Would the person who pressed “sell” have made their initial investment in the firm if they had known that the firm could not freely return this capital? Perhaps, but certainly not for the same price per share. Restricting a company’s ability to freely decide when it can return capital to shareholders makes capital more expensive. And who bears that cost? The very shareholders who want to give the firm their money and then eventually ask the firm to return that capital (where the “ask” is made by the person pressing “sell”).
In an effort to avoid share repurchase restrictions, firms will be incentivized to use their least productive assets for their lowest margin projects. Wouldn’t we rather firms return underutilized capital to their shareholders, who can then reinvest this money elsewhere, rather than firms blow the underutilized capital on their lowest-margin projects?

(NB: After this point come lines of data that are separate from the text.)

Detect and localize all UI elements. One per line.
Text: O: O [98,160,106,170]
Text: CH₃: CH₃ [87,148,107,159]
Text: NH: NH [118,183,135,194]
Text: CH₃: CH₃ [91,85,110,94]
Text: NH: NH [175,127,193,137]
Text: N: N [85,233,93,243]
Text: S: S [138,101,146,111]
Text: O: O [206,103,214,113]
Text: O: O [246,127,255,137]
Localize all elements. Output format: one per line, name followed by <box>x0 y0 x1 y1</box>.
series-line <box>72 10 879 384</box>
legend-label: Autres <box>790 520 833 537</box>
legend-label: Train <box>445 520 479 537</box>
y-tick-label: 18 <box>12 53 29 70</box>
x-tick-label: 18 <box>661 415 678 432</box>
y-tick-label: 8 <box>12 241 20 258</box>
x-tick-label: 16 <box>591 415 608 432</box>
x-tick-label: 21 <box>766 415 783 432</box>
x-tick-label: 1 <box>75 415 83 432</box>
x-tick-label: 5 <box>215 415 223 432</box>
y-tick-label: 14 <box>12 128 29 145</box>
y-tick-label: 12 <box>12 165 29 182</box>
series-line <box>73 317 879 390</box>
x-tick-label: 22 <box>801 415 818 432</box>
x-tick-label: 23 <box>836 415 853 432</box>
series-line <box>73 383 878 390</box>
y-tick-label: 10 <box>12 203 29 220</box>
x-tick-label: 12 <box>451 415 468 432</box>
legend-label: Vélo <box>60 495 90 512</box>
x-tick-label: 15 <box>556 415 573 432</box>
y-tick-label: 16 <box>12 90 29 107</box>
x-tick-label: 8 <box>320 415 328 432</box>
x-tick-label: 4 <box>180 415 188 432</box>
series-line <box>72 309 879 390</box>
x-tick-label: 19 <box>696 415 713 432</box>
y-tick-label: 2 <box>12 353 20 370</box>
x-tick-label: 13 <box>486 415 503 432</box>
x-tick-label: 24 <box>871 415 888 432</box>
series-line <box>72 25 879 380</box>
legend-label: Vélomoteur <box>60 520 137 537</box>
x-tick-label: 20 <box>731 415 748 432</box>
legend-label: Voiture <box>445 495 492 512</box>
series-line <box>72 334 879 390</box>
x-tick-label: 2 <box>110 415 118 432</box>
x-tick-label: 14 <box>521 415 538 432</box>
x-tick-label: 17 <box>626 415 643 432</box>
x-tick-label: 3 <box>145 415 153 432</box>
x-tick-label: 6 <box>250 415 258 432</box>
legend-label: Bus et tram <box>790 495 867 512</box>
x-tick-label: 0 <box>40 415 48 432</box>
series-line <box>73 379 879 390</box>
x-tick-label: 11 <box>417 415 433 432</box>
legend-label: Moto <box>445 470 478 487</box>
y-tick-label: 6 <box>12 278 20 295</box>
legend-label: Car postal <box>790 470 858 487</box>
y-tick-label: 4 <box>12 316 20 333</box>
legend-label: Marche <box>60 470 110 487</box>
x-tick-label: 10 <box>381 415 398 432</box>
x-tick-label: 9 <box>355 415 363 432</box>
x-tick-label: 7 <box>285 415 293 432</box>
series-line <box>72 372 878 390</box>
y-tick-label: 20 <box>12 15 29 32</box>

Can companies engage in repurchases poorly? Certainly. Just as an investor can buy shares and be worse off for it, so too can companies repurchase shares and be worse off for it. But this is no reason to disparage the ability of an investor to purchase shares, or the ability of a company to return capital to investors through repurchases.
Buybacks are a simple adjustment to a company. When a company has too much cash and nothing to do with it, we should want the company to return this cash to its owners. To charge companies a 2 percent tax for doing so suggests a fundamental misunderstanding of why firms repurchase their shares.
Jeffrey Hoopes is an associate professor and Harold Q. Langenderfer Scholar of Accounting at the University of North Carolina’s Kenan-Flagler Business School, and the research director of the UNC Tax Center. Allison Koester is the Saleh Romeih Associate Professor of Business at Georgetown University’s McDonough School of Business.